150 programmers and processors of data (financial, medical, geophysical, whatever) can put an extreme load on your infrastructure. Like to the point where it's easier to ship tape media internationally than fuck around with a stable interoffice file transfer solution (I've seen it as a common practice - "hey, you're going to the XYZ office, we're sending a crate of tapes along with you so you can load it onto their fileservers").
Define your environment, then you know your requirements, find the solutions that meet those requirements, then try to get a PO for it. Have fun.
PC moderators can suck my White pierced, tattooed dick. If you think pride == hate, s/dick/Aryan meat mallet/g.
So let's see if I understand: you want to take a simple, straightforward, easy-to-understand architecture with no single points of failure that would be very easy to recover in the event of a problem and extremely easy to recreate at a different site in a few hours in the event of a disaster, and replace it will a vastly more complex system that uses tons of shiny new buzzwords. All to serve 150 end users for whom you have quantified no complaints related to the architecture other than it might need to be sped up a bit (or perhaps find a GUI interface for the ftp server, etc).
This should turn out well.
sPh
As far as "distributed redundant system", strongly suggested you read Moans Nogood's essay "You Don't Need High Availability" and think very deeply about it before proceeding.
Except of course that management ALREADY HAS that because they've been very lucky for 7 years. Why spend money for what works (never mind we can't upgrade or replace any of it because it's so old)

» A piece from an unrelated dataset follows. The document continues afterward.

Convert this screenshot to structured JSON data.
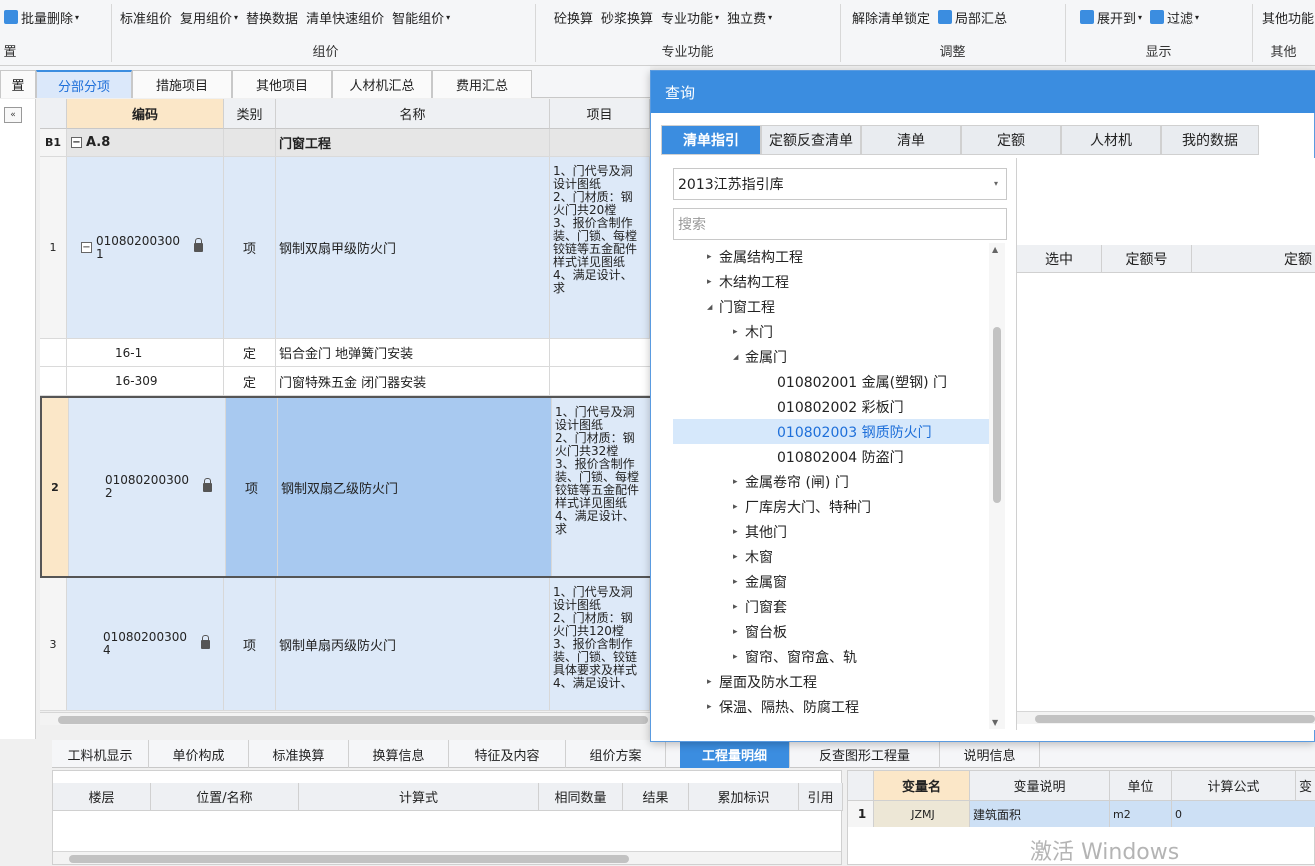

I think what the article is really asking is what's a good model to start all this stuff. Your looking at one or two servers per location (or maybe even network appliances at remote sites) We read all this stuff on Slashdot and in the deluges of magazines and marketing material...where do we start to make it GO?
That's a little harsh don't you think?
There are untold numbers of us in this guys position. Asking slashdot is a damn good start at finding a new methodology. Everyone has an opinion, some of them quite intelligent, a few might even work. It's ok for the fortune 500 cube dwellers to jump on the phone and call in a long standing contractor to 'handle it' - the rest of us have to slog through the marketdroid crap and translate the latest buzzword infestations to human speak - then just hope we don't screw it up or waste money.
So far the best suggestions appear to be to figure out how critical things are first (which will shape the hardware requirements), budget second. All the while this is encompassed by the usual core job functions that still need to get done.
So rather than point out the redundant, how about using your fingers to provide a potential solution.